Herkesin içinde ağlamayı sevmezdim. Güçsüz görünmek hoşuma gitmezdi ama onun gittiği gün bütün gece o sokakta ağladım. Onsuz nasıl yapabileceğimi düşündüm. Okul zamanı geri gelecekti ama asla aramız eskisi gibi olmazdı.

Gitmeden önceki bakışı ve sözleri aklımdan çıkmıyordu. Bana 'üstelik beni aldatırken' demişti. Ne demek istiyordu? Ben onu aldatmamıştım ki. Ne olmuştu da bu düşünceye varmıştı?

Damlanın gittiği günün sabahı Bora yanıma gelmişti ve bana mor bir günlük uzatmıştı. İlk şaşırsam da "damla bunu sana vermemi ve okumanı istedi" diyince anlamıştım. Burda aradıklarımı bulabilirdim ancak açmaya o kadar çok korkuyordum ki. 2 gündür açmak ve açmamak arasında çelişki yaşıyordum.

Evet açacaktım.

Zorlukla masanın üzerindeki günlüğü aldım. Anahtarlı bir günlükltü fakat anahtarı bende yoktu. Odamdan çıkıp koşar adımlarla aşağı indim. Annem koltukta oturmuş telefonla oynuyordu. Beni görünce telefonu kulağından uzaklaştırıp 'nereye' diye sordu. Bunu konuşarak değil ağız oynatarak söylemişti. Elimdeki günlüğü gösterince telefonu kulağına koyup birşeyler söyledi ve telefonu kapatıp yanıma geldi. Günlüğü elimden alıp uzunca inceledi.

"Damla'nın günlüğünü nereden buldun?"

"Damla'nın günlüğü olduğunu nerden anladın?"

"Gerizekalı oğlum benim günlüğün üzerinde yazıyor ya!"

Annem gülmeye başlayınca sinir bozukluğu ile bende güldüm. "Bunu gitmeden önce boraya vermiş. Anahtarı yok." Dedim sinirle. Annem bir süre düşündü "odasında olabilir." Dedi düşünceli bir sesle. Başımı salladım evet olabilirdi. Birşey söylemeden hızlıca evden çıktım. Yürüyerek karşıya geçip kapıyı çaldım. Kimse açmayınca kendi kendime küfür ettim.

Telefonumu ceketimin cebinden çıkardım. Gülsüm teyzenin numarasını bulup aradım. Gülsüm teyze çok geçmeden telefonu açtı.

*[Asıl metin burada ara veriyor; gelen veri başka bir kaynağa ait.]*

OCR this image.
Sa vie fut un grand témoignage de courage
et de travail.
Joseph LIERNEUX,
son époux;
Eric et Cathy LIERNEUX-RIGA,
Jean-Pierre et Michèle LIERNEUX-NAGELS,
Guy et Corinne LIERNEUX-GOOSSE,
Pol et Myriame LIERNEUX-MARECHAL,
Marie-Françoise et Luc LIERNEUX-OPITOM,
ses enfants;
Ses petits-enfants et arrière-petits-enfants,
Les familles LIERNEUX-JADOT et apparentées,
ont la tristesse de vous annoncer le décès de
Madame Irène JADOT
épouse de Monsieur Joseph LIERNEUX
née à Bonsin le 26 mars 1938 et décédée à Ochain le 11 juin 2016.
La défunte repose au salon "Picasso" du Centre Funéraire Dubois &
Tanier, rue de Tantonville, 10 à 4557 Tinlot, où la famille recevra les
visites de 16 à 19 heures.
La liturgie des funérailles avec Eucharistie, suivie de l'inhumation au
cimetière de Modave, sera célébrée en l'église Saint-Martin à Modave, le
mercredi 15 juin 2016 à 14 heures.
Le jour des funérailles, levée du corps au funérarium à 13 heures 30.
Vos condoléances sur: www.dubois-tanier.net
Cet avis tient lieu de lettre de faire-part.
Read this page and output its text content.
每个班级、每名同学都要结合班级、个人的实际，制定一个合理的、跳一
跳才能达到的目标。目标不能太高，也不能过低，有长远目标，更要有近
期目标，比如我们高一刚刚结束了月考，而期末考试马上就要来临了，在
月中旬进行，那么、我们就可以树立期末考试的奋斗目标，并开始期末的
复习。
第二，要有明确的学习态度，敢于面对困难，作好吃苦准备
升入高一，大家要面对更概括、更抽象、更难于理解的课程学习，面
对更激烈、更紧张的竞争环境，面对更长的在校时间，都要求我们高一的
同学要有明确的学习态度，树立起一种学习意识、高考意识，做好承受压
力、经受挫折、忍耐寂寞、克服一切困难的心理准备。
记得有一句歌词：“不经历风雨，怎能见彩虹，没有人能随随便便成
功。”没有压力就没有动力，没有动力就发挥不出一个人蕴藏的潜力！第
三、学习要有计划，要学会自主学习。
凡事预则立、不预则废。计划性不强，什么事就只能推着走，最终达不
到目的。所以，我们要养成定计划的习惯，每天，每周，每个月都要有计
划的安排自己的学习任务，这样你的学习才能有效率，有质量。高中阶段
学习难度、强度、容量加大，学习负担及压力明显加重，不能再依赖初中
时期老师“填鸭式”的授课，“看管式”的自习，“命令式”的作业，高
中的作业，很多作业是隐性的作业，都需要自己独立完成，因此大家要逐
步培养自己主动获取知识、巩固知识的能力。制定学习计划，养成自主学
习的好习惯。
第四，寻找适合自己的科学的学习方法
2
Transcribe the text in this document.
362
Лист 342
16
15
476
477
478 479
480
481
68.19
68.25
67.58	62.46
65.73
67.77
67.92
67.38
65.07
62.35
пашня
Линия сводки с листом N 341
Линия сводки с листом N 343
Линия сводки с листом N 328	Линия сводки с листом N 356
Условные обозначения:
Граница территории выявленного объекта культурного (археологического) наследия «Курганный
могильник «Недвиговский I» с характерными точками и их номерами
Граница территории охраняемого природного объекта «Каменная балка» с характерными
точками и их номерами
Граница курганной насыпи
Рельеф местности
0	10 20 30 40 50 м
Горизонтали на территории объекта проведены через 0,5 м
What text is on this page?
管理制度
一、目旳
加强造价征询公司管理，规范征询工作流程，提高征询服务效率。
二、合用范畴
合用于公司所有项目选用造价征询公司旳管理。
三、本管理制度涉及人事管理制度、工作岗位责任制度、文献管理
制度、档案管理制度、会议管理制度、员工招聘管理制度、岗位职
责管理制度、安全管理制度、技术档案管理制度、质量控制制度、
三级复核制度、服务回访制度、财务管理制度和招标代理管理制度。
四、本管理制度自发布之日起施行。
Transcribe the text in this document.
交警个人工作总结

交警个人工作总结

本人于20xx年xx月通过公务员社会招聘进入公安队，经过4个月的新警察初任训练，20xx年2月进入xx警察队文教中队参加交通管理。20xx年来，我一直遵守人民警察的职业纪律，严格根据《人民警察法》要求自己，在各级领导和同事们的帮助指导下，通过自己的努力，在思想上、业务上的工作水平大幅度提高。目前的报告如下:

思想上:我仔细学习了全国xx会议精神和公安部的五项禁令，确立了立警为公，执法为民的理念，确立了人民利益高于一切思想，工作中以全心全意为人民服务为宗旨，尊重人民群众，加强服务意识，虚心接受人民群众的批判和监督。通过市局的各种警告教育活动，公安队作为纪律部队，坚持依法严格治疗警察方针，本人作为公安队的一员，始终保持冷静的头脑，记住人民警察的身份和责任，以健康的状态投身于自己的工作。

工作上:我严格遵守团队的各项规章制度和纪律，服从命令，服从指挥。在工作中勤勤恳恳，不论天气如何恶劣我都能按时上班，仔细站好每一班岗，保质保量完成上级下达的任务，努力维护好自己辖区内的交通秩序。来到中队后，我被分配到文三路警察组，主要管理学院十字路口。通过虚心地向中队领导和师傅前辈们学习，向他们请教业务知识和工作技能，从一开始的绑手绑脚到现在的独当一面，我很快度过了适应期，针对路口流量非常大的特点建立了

"Gülsüm teyze evde misin?"

"Hayır Eren neden?"

"Acil Damla'nın odasına girmem lazım! Günlüğünü bana bırakmıştı ama 2 gündür açamıyordum. Bu gün açmaya karar verdim ancak anahtarı yok."

"Eve yakınım birazdan orda olurum." Diyerek telefonu kapattı. Gülsüm teyze Damla'nın gitmesiyle yıkılmıştı. Oda benim gibi ondan ayrı kalmak istemiyordu. Ona inanmadığı için suçluluk duygusu hissediyordu.